The United States Supreme Court often has to decide what level is government intrusion is considered constitutional. This has become a common theme recently and I thought it would be helpful to share some insight into one case that has recently become controversial. In the recent Supreme Court case, Maryland v. King, the court was asked to decide on the constitutionality of a Maryland State Statute that allows law enforcement officers to take a DNA sample of a person – when they’re arrested and before they are convicted of any crime. A similar DNA law exists if you’re arrested in Florida or a number of other states.
In Maryland v. King, Mr. King was arrested for assault in Maryland. The police officers took a sample of Mr. King’s DNA upon his arrest, and it was placed into the State of Maryland’s DNA database. After Mr. King’s DNA was placed in the database, it was determined that it had previously been found at the crime scene of an unsolved rape case. The DNA sample from Mr. King’s arrest was then used to convict him in the previously unsolved rape case. Mr. King argued that the seizure of his DNA was unreasonable and a violation of his 4th Amendment Right (search and seizure) under the United States Constitution.
A majority of the United States Supreme Court ruled that the DNA Law in Maryland, requiring DNA to be taken at the time of arrest, is constitutional. They argued that the DNA used to identify the suspect in the case can be compared to a fingerprint that is taken at the time of your arrest, and a DNA swab to the cheek is not an overly invasive procedure. Additionally, the majority of the court argued that the Maryland statute also prohibits the government from using the DNA information for anything but identification.
The court said the sample was used for identification and is like any other biological information the government takes at the time of an arrest, such as: height, weight, sex, eye color hair, and eye color. The majority argued that the government had a lawful interest in using this DNA information to ensure that the government had an accurate criminal history of the person arrested. In other words, the Supreme Court basically said that taking DNA at arrest is not really a search, so the 4th Amendment does not apply. Secondly, if it is a search, the government has a valid and important interest in the search, and it is not invasive.

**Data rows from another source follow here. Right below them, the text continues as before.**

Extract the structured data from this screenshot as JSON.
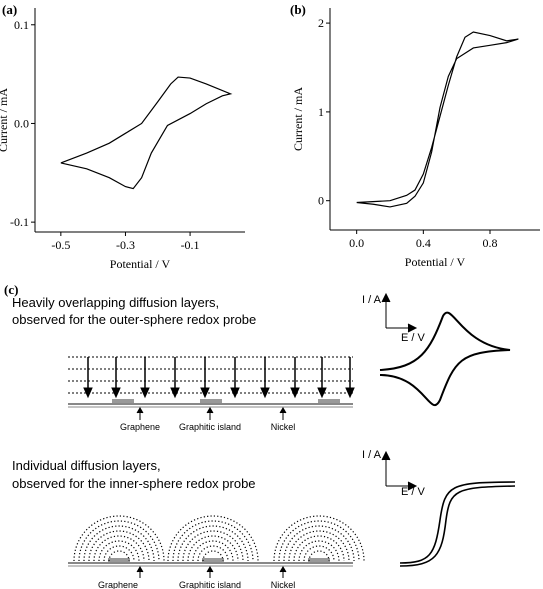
{
  "chart_data": [
    {
      "type": "line",
      "panel_label": "(a)",
      "x_label": "Potential / V",
      "y_label": "Current / mA",
      "xlim": [
        -0.58,
        0.07
      ],
      "ylim": [
        -0.11,
        0.117
      ],
      "xticks": [
        -0.5,
        -0.3,
        -0.1
      ],
      "yticks": [
        -0.1,
        {
          "value": 0,
          "label": "0.0"
        },
        0.1
      ],
      "color": "#000000",
      "x": [
        -0.5,
        -0.42,
        -0.35,
        -0.3,
        -0.25,
        -0.2,
        -0.16,
        -0.137,
        -0.1,
        -0.05,
        0.025,
        0.0,
        -0.05,
        -0.1,
        -0.17,
        -0.22,
        -0.25,
        -0.276,
        -0.3,
        -0.35,
        -0.42,
        -0.5
      ],
      "values": [
        -0.04,
        -0.03,
        -0.02,
        -0.01,
        0.0,
        0.022,
        0.04,
        0.047,
        0.046,
        0.04,
        0.03,
        0.028,
        0.02,
        0.01,
        -0.002,
        -0.03,
        -0.055,
        -0.066,
        -0.064,
        -0.055,
        -0.046,
        -0.04
      ]
    },
    {
      "type": "line",
      "panel_label": "(b)",
      "x_label": "Potential / V",
      "y_label": "Current / mA",
      "xlim": [
        -0.16,
        1.1
      ],
      "ylim": [
        -0.33,
        2.17
      ],
      "xticks": [
        {
          "value": 0,
          "label": "0.0"
        },
        0.4,
        0.8
      ],
      "yticks": [
        0,
        1,
        2
      ],
      "color": "#000000",
      "x": [
        0.0,
        0.2,
        0.3,
        0.35,
        0.4,
        0.45,
        0.5,
        0.55,
        0.6,
        0.65,
        0.7,
        0.8,
        0.9,
        0.97,
        0.9,
        0.8,
        0.7,
        0.6,
        0.55,
        0.5,
        0.45,
        0.4,
        0.35,
        0.3,
        0.2,
        0.1,
        0.0
      ],
      "values": [
        -0.02,
        0.0,
        0.06,
        0.12,
        0.3,
        0.6,
        0.95,
        1.3,
        1.62,
        1.84,
        1.9,
        1.86,
        1.8,
        1.82,
        1.78,
        1.75,
        1.72,
        1.6,
        1.4,
        1.05,
        0.55,
        0.2,
        0.05,
        -0.03,
        -0.07,
        -0.04,
        -0.02
      ]
    }
  ],
  "diagram": {
    "panel_label": "(c)",
    "top": {
      "title_lines": [
        "Heavily overlapping diffusion layers,",
        "observed for the outer-sphere redox probe"
      ],
      "labels": [
        "Graphene",
        "Graphitic island",
        "Nickel"
      ],
      "axis_y": "I / A",
      "axis_x": "E / V"
    },
    "bottom": {
      "title_lines": [
        "Individual diffusion layers,",
        "observed for the inner-sphere redox probe"
      ],
      "labels": [
        "Graphene",
        "Graphitic island",
        "Nickel"
      ],
      "axis_y": "I / A",
      "axis_x": "E / V"
    }
  }
}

The majority of the Supreme Court makes some fair arguments about the seizure of DNA at the time of arrest. However, I believe Justice Scalia’s dissenting opinion is the most logical, based on sound legal reasoning. The dissenting opinion in the Maryland v. King case argues that when a person is arrested they are still innocent until proven guilty, so taking a sample of their DNA shouldn’t be allowed. Additionally, it makes the valid point that the DNA taken from Mr. King was not used to identify him, but was used to identify an unknown suspect in the unsolved rape case.
Justice Scalia also argues that it’s not entirely clear if taking someone’s fingerprints is entirely constitutional, and the majority court cites no prior case law to back up the assumption that taking a person’s fingerprints is permitted under the 4th Amendment. In conclusion, the dissent states that there is no doubt that taking a DNA sample from everyone arrested will result in more unsolved crimes being solved. However, the dissenting Supreme Court Justices argue that more crimes would also be solved if the government was able to take a DNA sample from everyone who flies in an airplane, attends public school, or applies for a driver’s license. In Justice Scalia’s opinion, what solves more crimes should not be the standard for what is and isn’t constitutional. For Justice Scalia, the intention of the founding fathers is what is important, and the right to be free of an invasive search by the government.